Der deutsche Außenminister Johann Wadephul hat seine für Anfang nächster Woche geplante China-Reise kurzfristig abgesagt. Die offizielle Begründung lautet, dass es Schwierigkeiten bei der Terminvereinbarung mit chinesischen Gesprächspartnern gab, da außer einem Treffen mit seinem Amtskollegen Wang Yi keine weiteren Termine bestätigt wurden. Dies sorgt für Spekulationen, dass die chinesische Seite kein großes Interesse an einem Treffen mit dem deutschen Außenminister zeigt.
Die Absage wird als bedauerlich bezeichnet, da Deutschland weiterhin an einer Zusammenarbeit mit China interessiert ist, insbesondere im Hinblick auf Handelsthemen und den Einfluss Chinas auf den russischen Krieg gegen die Ukraine. Wadephul wollte bei der Reise auch kritische Themen wie Pekings Unterstützung Russlands ansprechen, sowie eine Überwindung bestehender Handelsbeschränkungen diskutieren.
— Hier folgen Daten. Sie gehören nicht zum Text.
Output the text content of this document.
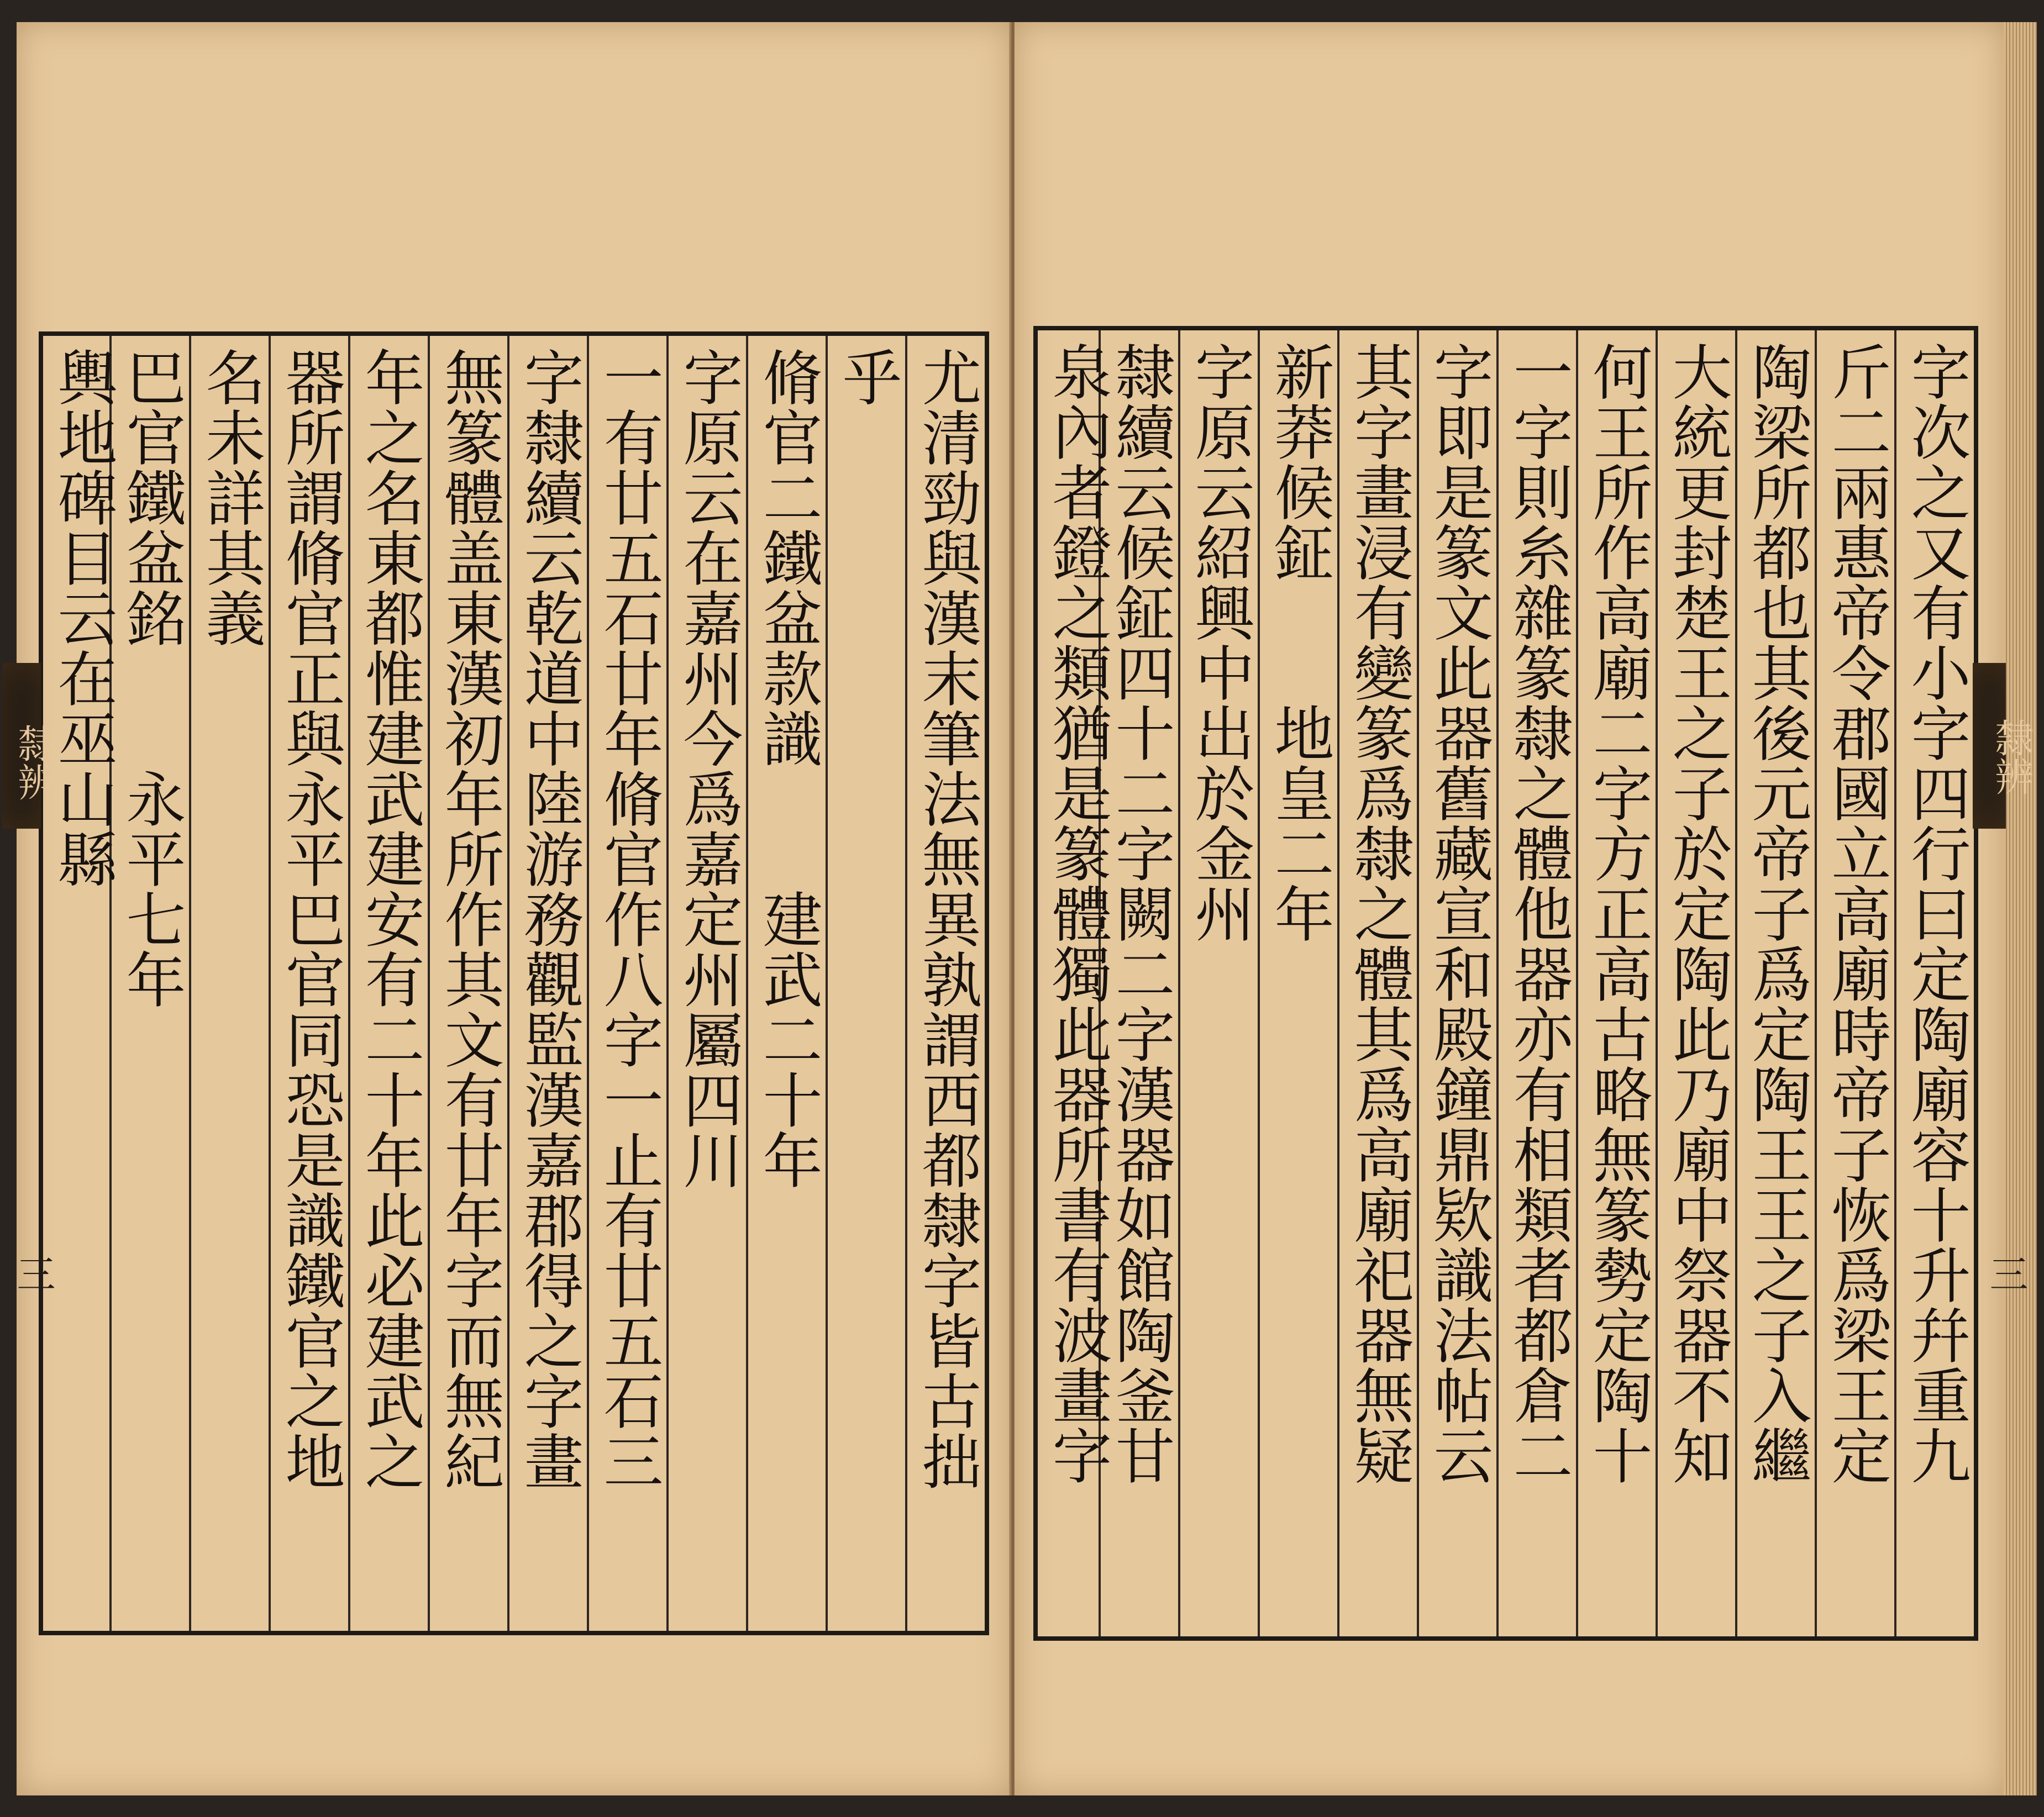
尤清勁與漢末筆法無異孰謂西都隸字皆古拙
乎
脩官二鐵盆款識　　建武二十年
字原云在嘉州今爲嘉定州屬四川
一有廿五石廿年脩官作八字一止有廿五石三
字隸續云乾道中陸游務觀監漢嘉郡得之字畫
無篆體盖東漢初年所作其文有廿年字而無紀
年之名東都惟建武建安有二十年此必建武之
器所謂脩官正與永平巴官同恐是識鐵官之地
名未詳其義
巴官鐵盆銘　　永平七年
輿地碑目云在巫山縣	字次之又有小字四行曰定陶廟容十升幷重九
斤二兩惠帝令郡國立高廟時帝子恢爲梁王定
陶梁所都也其後元帝子爲定陶王王之子入繼
大統更封楚王之子於定陶此乃廟中祭器不知
何王所作高廟二字方正高古略無篆勢定陶十
一字則糸雜篆隸之體他器亦有相類者都倉二
字即是篆文此器舊藏宣和殿鐘鼎欵識法帖云
其字畫浸有變篆爲隸之體其爲高廟祀器無疑
新莽候鉦　　地皇二年
字原云紹興中出於金州
隸續云候鉦四十二字闕二字漢器如館陶釜甘
泉內者鐙之類猶是篆體獨此器所書有波畫字
隸辨	隸辨
三	三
China zeigt Zurückhaltung bei Treffen mit Wadephul

Die chinesische Seite hat offenbar nur einen einzigen Termin für Wadephul bestätigt, was ungewöhnlich wenig für einen Außenministerbesuch ist. Offiziell heißt es, es gebe Schwierigkeiten bei der Koordination weiterer Gespräche. Diese Zurückhaltung wird von deutschen Beobachtern als Signal gewertet, dass China nicht gewillt ist, dem deutschen Außenminister umfangreiche Gespräche zu ermöglichen.
Wadephul selbst hatte zuvor China für sein „zunehmend aggressives Verhalten“ in der Region Asien-Pazifik kritisiert und den Druck Pekings auf Taiwan sowie die Unterstützung Russlands im Ukraine-Krieg angeprangert. Dies dürfte die Beziehungen zusätzlich belastet haben und könnte ein Grund für die zurückhaltende Haltung Chinas sein.